It was here that the young
Pretender gave the ball which makes one of the scenes in Waverley.
Thence we passed into the old historic rooms of the Palace,--Darnley's
and Queen Mary's apartments, which everybody has seen and described.
They are very dreary and shabby-looking rooms, with bare floors, and here
and there a piece of tapestry, faded into a neutral tint; and carved and
ornamented ceilings, looking shabbier than plain whitewash. We saw Queen
Mary's old bedstead, low, with four tall posts,--and her looking-glass,
which she brought with her from France, and which has often reflected the
beauty that set everybody mad,--and some needlework and other womanly
matters of hers; and we went into the little closet where she was having
such a cosey supper-party with two or three friends, when the
conspirators broke in, and stabbed Rizzio before her face.

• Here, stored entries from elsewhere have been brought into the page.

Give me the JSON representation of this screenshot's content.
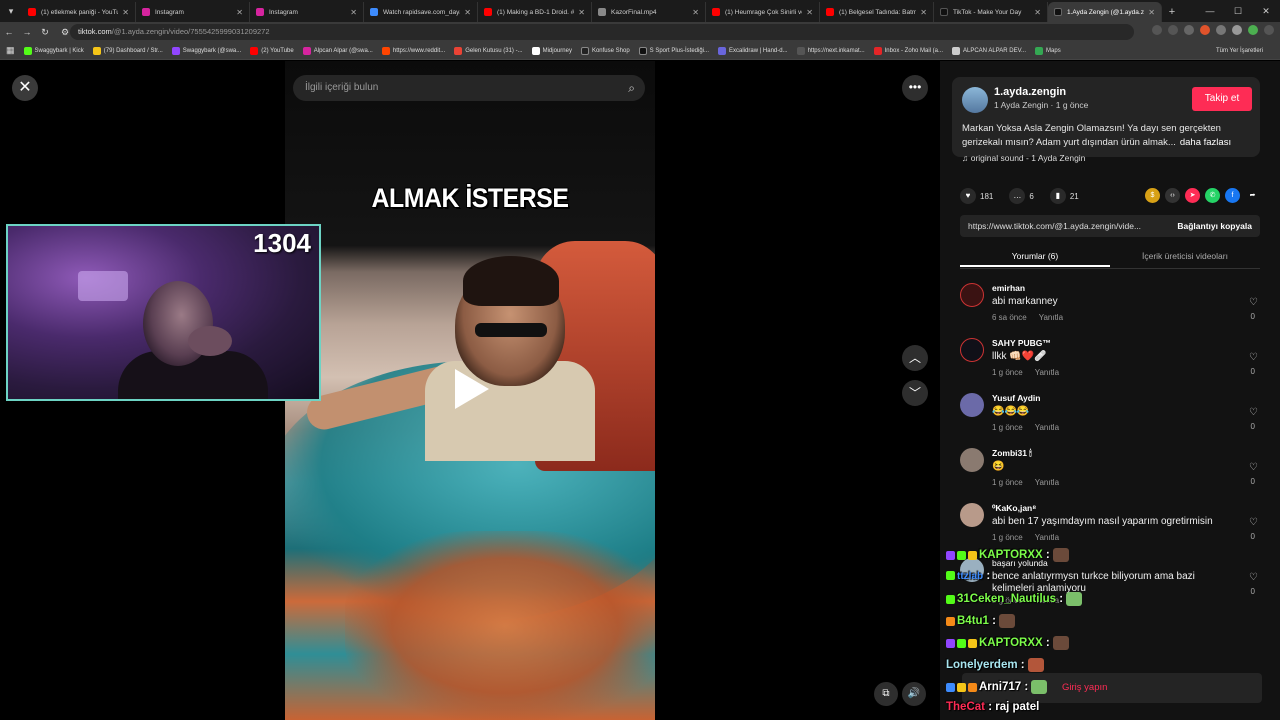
{
  "browser": {
    "tabs": [
      {
        "label": "(1) etlekmek paniği - YouTube",
        "color": "#ff0000",
        "active": false
      },
      {
        "label": "Instagram",
        "color": "#d6249f",
        "active": false
      },
      {
        "label": "Instagram",
        "color": "#d6249f",
        "active": false
      },
      {
        "label": "Watch rapidsave.com_dayanı...",
        "color": "#3d8bfd",
        "active": false
      },
      {
        "label": "(1) Making a BD-1 Droid. #sh...",
        "color": "#ff0000",
        "active": false
      },
      {
        "label": "KazorFinal.mp4",
        "color": "#888888",
        "active": false
      },
      {
        "label": "(1) Heumrage Çok Sinirli ve O...",
        "color": "#ff0000",
        "active": false
      },
      {
        "label": "(1) Belgesel Tadında: Batman...",
        "color": "#ff0000",
        "active": false
      },
      {
        "label": "TikTok - Make Your Day",
        "color": "#111111",
        "active": false
      },
      {
        "label": "1.Ayda Zengin (@1.ayda.zeng...",
        "color": "#111111",
        "active": true
      }
    ],
    "url_host": "tiktok.com",
    "url_path": "/@1.ayda.zengin/video/7555425999031209272",
    "bookmarks": [
      {
        "label": "Swaggybark | Kick",
        "color": "#53fc18"
      },
      {
        "label": "(79) Dashboard / Str...",
        "color": "#f5c518"
      },
      {
        "label": "Swaggybark (@swa...",
        "color": "#9146ff"
      },
      {
        "label": "(2) YouTube",
        "color": "#ff0000"
      },
      {
        "label": "Alpcan Alpar (@swa...",
        "color": "#d6249f"
      },
      {
        "label": "https://www.reddit...",
        "color": "#ff4500"
      },
      {
        "label": "Gelen Kutusu (31) -...",
        "color": "#ea4335"
      },
      {
        "label": "Midjourney",
        "color": "#ffffff"
      },
      {
        "label": "Konfuse Shop",
        "color": "#222222"
      },
      {
        "label": "S Sport Plus-İstediği...",
        "color": "#111111"
      },
      {
        "label": "Excalidraw | Hand-d...",
        "color": "#6965db"
      },
      {
        "label": "https://next.inkamat...",
        "color": "#555555"
      },
      {
        "label": "Inbox - Zoho Mail (a...",
        "color": "#e42527"
      },
      {
        "label": "ALPCAN ALPAR DEV...",
        "color": "#cccccc"
      },
      {
        "label": "Maps",
        "color": "#34a853"
      }
    ],
    "bookmarks_right": "Tüm Yer İşaretleri"
  },
  "video": {
    "search_placeholder": "İlgili içeriği bulun",
    "caption": "ALMAK İSTERSE"
  },
  "webcam": {
    "counter": "1304"
  },
  "info": {
    "username": "1.ayda.zengin",
    "subline": "1 Ayda Zengin · 1 g önce",
    "follow": "Takip et",
    "description": "Markan Yoksa Asla Zengin Olamazsın! Ya dayı sen gerçekten gerizekalı mısın? Adam yurt dışından ürün almak...",
    "more": "daha fazlası",
    "sound": "♫  original sound - 1 Ayda Zengin",
    "likes": "181",
    "comments": "6",
    "saves": "21",
    "link": "https://www.tiktok.com/@1.ayda.zengin/vide...",
    "copy_link": "Bağlantıyı kopyala",
    "tab_comments": "Yorumlar (6)",
    "tab_creator": "İçerik üreticisi videoları"
  },
  "comments": [
    {
      "name": "emirhan",
      "text": "abi markanney",
      "time": "6 sa önce",
      "reply": "Yanıtla",
      "likes": "0",
      "avatar": "#3a1212"
    },
    {
      "name": "SAHY PUBG™",
      "text": "llkk 👊🏻❤️🩹",
      "time": "1 g önce",
      "reply": "Yanıtla",
      "likes": "0",
      "avatar": "#101018"
    },
    {
      "name": "Yusuf Aydin",
      "text": "😂😂😂",
      "time": "1 g önce",
      "reply": "Yanıtla",
      "likes": "0",
      "avatar": "#6b6aa8"
    },
    {
      "name": "Zombi31 🕯",
      "text": "😆",
      "time": "1 g önce",
      "reply": "Yanıtla",
      "likes": "0",
      "avatar": "#8a7a70"
    },
    {
      "name": "⁰KaKo,jan⁸",
      "text": "abi ben 17 yaşımdayım nasıl yaparım ogretirmisin",
      "time": "1 g önce",
      "reply": "Yanıtla",
      "likes": "0",
      "avatar": "#b89a8a"
    },
    {
      "name": "başarı yolunda",
      "text": "bence anlatıyrmysn turkce biliyorum ama bazi kelimeleri anlamiyoru",
      "time": "1 g önce",
      "reply": "Yanıtla",
      "likes": "0",
      "avatar": "#9ab0c0"
    }
  ],
  "chat": [
    {
      "user": "KAPTORXX",
      "msg": ":",
      "color": "#7cfc4a"
    },
    {
      "user": "ttzlab",
      "msg": ":",
      "color": "#3d8bfd"
    },
    {
      "user": "31Ceken_Nautilus",
      "msg": ":",
      "color": "#7cfc4a"
    },
    {
      "user": "B4tu1",
      "msg": ":",
      "color": "#7cfc4a"
    },
    {
      "user": "KAPTORXX",
      "msg": ":",
      "color": "#7cfc4a"
    },
    {
      "user": "Lonelyerdem",
      "msg": ":",
      "color": "#a8e6f0"
    },
    {
      "user": "Arni717",
      "msg": ":",
      "color": "#ffffff"
    },
    {
      "user": "TheCat",
      "msg": ": raj patel",
      "color": "#fe2c55"
    }
  ],
  "login_prompt": "Giriş yapın"
}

We saw, too,
the blood-stain at the threshold of the door in the next room, opening
upon the stairs. The body of Rizzio was flung down here, and the
attendant told us that it lay in that spot all night. The blood-stain
covers a large space,--much larger than I supposed,--and it gives the
impression that there must have been a great pool and sop of blood on all
the spot covered by Rizzio's body, staining the floor deeply enough never
to be washed out. It is now of a dark brown hue; and I do not see why it
may not be the genuine, veritable stain. The floor, thereabouts, appears
not to have been scrubbed much; for I touched it with my finger, and
found it slightly rough; but it is strange that the many footsteps should
not have smoothed it, in three hundred years.